Optical Sensor for Estimating Focal Distance and Cut Width During Laser Cutting

Summary: In this thesis, a new fiber-based optical sensor for sensing distance during laser cutting is introduced. This sensor works based upon different angles of the reflected pilot laser beam in order to gauge the workpiece displacement. During this investigation, the aim was to assess the optimal sensor resolution and measurement range.

In the setup there is a sensor box which receives the reflected beam from the workpiece in different ways. It consists of a shielded case, two photodiodes and a tapered fiber. This fiber is cut and polished at 42° angle and adjusted in front of two photodiodes inside the box. The total internal reflection law defines the intensity of the light that each photodiode captures. Any displacement of the workpiece changes the reflected beam's focal point and angle and consequently, changes photodiodes's output voltages. The fraction of these two voltages defines the measurement function of the sensor. In this study, two different methods for a capturing reflected beam have been examined in order to compare to each other. Additionally this difference gives us opportunity to sensing the gap as well as the distance.

In the first method, the reflected beam from the workpiece is focused on a screen. A fiber is adjusted behind the screen to transmit the captured light to the sensor box. The results of experiments in this method indicate that there is a strong correlation between the optical signals and the workpiece displacement. In the first step of this method, a mirror is used to simulate a fully reflective workpiece. Our study shows that although in 4mm workpiece movement range, the photodiodes have considerable voltages, the effective range of high resolution measurement is in a range of 2mm. We observed a 25μm resolution for 100% direct reflection workpiece and zero cancellation of electronic noise or lateral laser profile fluctuations via the mean value calculation. By increasing the number of data sampling from one to 1000, the resolution is observed to be 10μm. Moreover, increasing the distance between the screen and the fiber from 0.5mm to 1.5mm improves the measurement range, although simultaneously decreases the resolution. Selecting a suitable measurement function and finding a tradeoff between the resolution and the measurement range depends upon the application of the sensor. In the second step of this method, a piece of steel sheet is used to simulate a partial diffuser workpiece. For this workpiece, we observed 205μm resolution while there is zero cancellation of electronic noise or lateral laser profile fluctuations via mean value calculation. Like previous step, increasing the number of sampling, improved the resolution to 120μm.

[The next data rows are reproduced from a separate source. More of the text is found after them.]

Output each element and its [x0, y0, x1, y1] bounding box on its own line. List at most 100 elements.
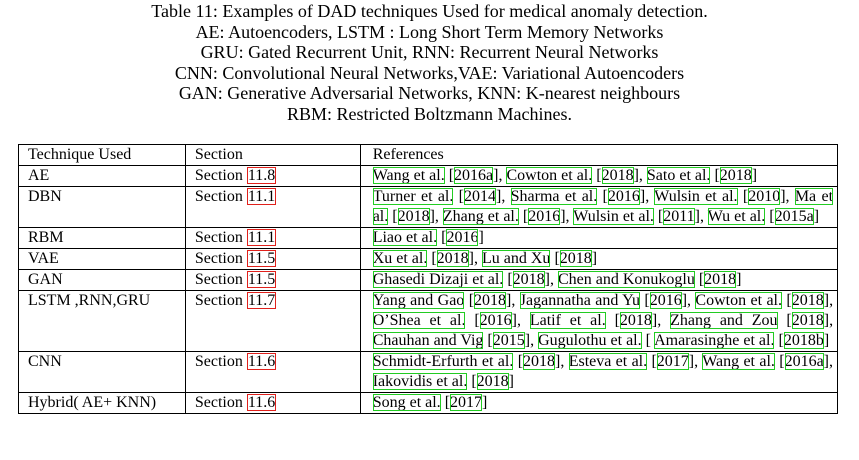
section-cell: Section 11.6: [184, 392, 361, 414]
section-link[interactable]: 11.5: [246, 271, 277, 288]
references-cell: Song et al. [2017]: [359, 392, 839, 414]
section-link[interactable]: 11.1: [246, 229, 277, 246]
citation-year-link[interactable]: 2016a: [784, 353, 824, 370]
citation-year-link[interactable]: 2018: [474, 292, 507, 309]
header-technique: Technique Used: [18, 144, 186, 166]
citation-author-link[interactable]: Lu and Xu: [482, 250, 551, 267]
references-cell: Wang et al. [2016a], Cowton et al. [2018…: [359, 165, 839, 187]
citation-year-link[interactable]: 2018: [397, 208, 430, 225]
citation-author-link[interactable]: Esteva et al.: [568, 353, 648, 370]
citation-author-link[interactable]: Cowton et al.: [506, 167, 593, 184]
citation-author-link[interactable]: Turner et al.: [372, 188, 454, 205]
section-link[interactable]: 11.7: [246, 292, 277, 309]
citation-author-link[interactable]: Wulsin et al.: [654, 188, 738, 205]
citation-author-link[interactable]: Ma et al.: [372, 188, 834, 225]
citation-year-link[interactable]: 2017: [450, 394, 483, 411]
citation-author-link[interactable]: Liao et al.: [372, 229, 438, 246]
section-cell: Section 11.1: [184, 227, 361, 249]
section-prefix: Section: [194, 394, 247, 411]
section-link[interactable]: 11.1: [246, 188, 277, 205]
caption-line: GAN: Generative Adversarial Networks, KN…: [178, 83, 681, 104]
citation-year-link[interactable]: 2017: [656, 353, 689, 370]
section-link[interactable]: 11.5: [246, 250, 277, 267]
citation-author-link[interactable]: Schmidt-Erfurth et al.: [372, 353, 514, 370]
citation-year-link[interactable]: 2018: [523, 353, 556, 370]
citation-year-link[interactable]: 2011: [663, 208, 695, 225]
technique-cell: AE: [18, 165, 186, 187]
citation-author-link[interactable]: Chauhan and Vig: [372, 332, 484, 349]
citation-author-link[interactable]: Song et al.: [372, 394, 441, 411]
citation-year-link[interactable]: 2015a: [774, 208, 814, 225]
section-prefix: Section: [194, 353, 247, 370]
citation-author-link[interactable]: Chen and Konukoglu: [557, 271, 695, 288]
citation-year-link[interactable]: 2018: [704, 271, 737, 288]
citation-year-link[interactable]: 2018: [601, 167, 634, 184]
citation-year-link[interactable]: 2018: [791, 292, 824, 309]
citation-year-link[interactable]: 2016: [479, 312, 512, 329]
section-link[interactable]: 11.6: [246, 394, 277, 411]
citation-author-link[interactable]: Zhang et al.: [442, 208, 519, 225]
technique-cell: VAE: [18, 248, 186, 270]
citation-author-link[interactable]: Sharma et al.: [510, 188, 598, 205]
citation-year-link[interactable]: 2015: [492, 332, 525, 349]
citation-year-link[interactable]: 2010: [748, 188, 781, 205]
citation-author-link[interactable]: Wang et al.: [372, 167, 445, 184]
citation-author-link[interactable]: Zhang and Zou: [670, 312, 778, 329]
section-cell: Section 11.5: [184, 248, 361, 270]
citation-author-link[interactable]: Xu et al.: [372, 250, 428, 267]
technique-cell: RBM: [18, 227, 186, 249]
table-header-row: Technique Used Section References: [18, 144, 839, 166]
table-row: GAN Section 11.5 Ghasedi Dizaji et al. [20…: [18, 269, 839, 291]
section-cell: Section 11.6: [184, 351, 361, 393]
section-cell: Section 11.5: [184, 269, 361, 291]
citation-year-link[interactable]: 2018: [619, 312, 652, 329]
references-cell: Schmidt-Erfurth et al. [2018], Esteva et…: [359, 351, 839, 393]
citation-year-link[interactable]: 2018: [791, 312, 824, 329]
section-prefix: Section: [194, 292, 247, 309]
citation-year-link[interactable]: 2014: [464, 188, 497, 205]
citation-author-link[interactable]: Wu et al.: [707, 208, 766, 225]
citation-author-link[interactable]: Jagannatha and Yu: [519, 292, 640, 309]
section-prefix: Section: [194, 188, 247, 205]
citation-year-link[interactable]: 2018: [436, 250, 469, 267]
citation-year-link[interactable]: 2018: [559, 250, 592, 267]
citation-year-link[interactable]: 2018: [512, 271, 545, 288]
citation-author-link[interactable]: Ghasedi Dizaji et al.: [372, 271, 504, 288]
citation-year-link[interactable]: 2018: [719, 167, 752, 184]
table-row: LSTM ,RNN,GRU Section 11.7 Yang and Gao [2…: [18, 290, 839, 352]
dad-techniques-table: Technique Used Section References AE Sect…: [18, 144, 839, 414]
section-link[interactable]: 11.8: [246, 167, 277, 184]
citation-author-link[interactable]: Gugulothu et al.: [538, 332, 642, 349]
technique-cell: CNN: [18, 351, 186, 393]
references-cell: Xu et al. [2018], Lu and Xu [2018]: [359, 248, 839, 270]
citation-year-link[interactable]: 2016: [649, 292, 682, 309]
citation-author-link[interactable]: Iakovidis et al.: [372, 373, 468, 390]
citation-author-link[interactable]: Wulsin et al.: [573, 208, 654, 225]
citation-author-link[interactable]: Amarasinghe et al.: [654, 332, 775, 349]
citation-year-link[interactable]: 2018: [476, 373, 509, 390]
citation-year-link[interactable]: 2018b: [783, 332, 824, 349]
section-prefix: Section: [194, 167, 247, 184]
section-prefix: Section: [194, 250, 247, 267]
technique-cell: GAN: [18, 269, 186, 291]
table-row: CNN Section 11.6 Schmidt-Erfurth et al. [2…: [18, 351, 839, 393]
caption-line: GRU: Gated Recurrent Unit, RNN: Recurren…: [200, 42, 659, 63]
citation-year-link[interactable]: 2016: [446, 229, 479, 246]
citation-author-link[interactable]: Latif et al.: [529, 312, 606, 329]
table-row: DBN Section 11.1 Turner et al. [2014], Sha…: [18, 186, 839, 228]
technique-cell: DBN: [18, 186, 186, 228]
citation-author-link[interactable]: Sato et al.: [646, 167, 711, 184]
caption-line: RBM: Restricted Boltzmann Machines.: [287, 103, 572, 124]
caption-title: Table 11: Examples of DAD techniques Use…: [151, 1, 708, 21]
citation-author-link[interactable]: Cowton et al.: [695, 292, 782, 309]
citation-author-link[interactable]: Yang and Gao: [372, 292, 465, 309]
citation-author-link[interactable]: Wang et al.: [702, 353, 775, 370]
citation-year-link[interactable]: 2016: [528, 208, 561, 225]
citation-author-link[interactable]: O’Shea et al.: [372, 312, 466, 329]
section-cell: Section 11.8: [184, 165, 361, 187]
citation-year-link[interactable]: 2016: [607, 188, 640, 205]
section-link[interactable]: 11.6: [246, 353, 277, 370]
table-row: Hybrid( AE+ KNN) Section 11.6 Song et al. …: [18, 392, 839, 414]
header-references: References: [359, 144, 839, 166]
citation-year-link[interactable]: 2016a: [454, 167, 494, 184]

It was observed, for different workpiece by increasing the number of data sampling from one to 1000, the resolution of the sensor goes up as well. Increasing the number of the samples for mean value calculation, cancels the electronic noise and lateral laser profile fluctuation effect, partially. In addition, using 400μm fiber exhibits better sensing specification in comparison to the 105μm fiber. One of the possible reasons might be catching less light due to the smaller NA and diameter. To compensate this low intensity, the gain is increased and consequently the noise effects steps up. The high power laser source might improve the measurement function.

In the second method, the screen was removed and the fiber was placed at the focal point of the backward reflected beam. This experiment did not fulfill our expectations and has thrown up many questions in need of further investigation. The measurement function in this method has low gradient and measurement range. It is recommended that further research be undertaken in this area.

The second method can be improved by recalculating and changing the angle of the fiber inside the sensor box. Moreover, we suggest using 1mm fiber with higher quality and NA. Locating precisely a blocker in front of the fiber to completely eliminate middle part of the reflected beam might be another improvement for this sensor. Finally, some important limitations need to be considered: First, fiber bending can change the angle of the light significantly. Second, dirt on the fiber end can dramatically decrease the efficiency of the sensor. We suggest that all of these limitations and suggestions be studied in the future.

To sum up, fiber-based optical sensor with diffusion screen can be employed for distance sensing in material processing and especially in laser cutting. The statistical relation between the optical signals and the workpiece indicates that, by further optimization, higher sensor resolution can be achieved. In some applications such as scanner based remote laser welding, the angle of incidence changes during the process. In order to implement this new method, we should make sure the measurement function is independent of the angle of incidence; otherwise the angular changing should be measured and be considered in the calculation.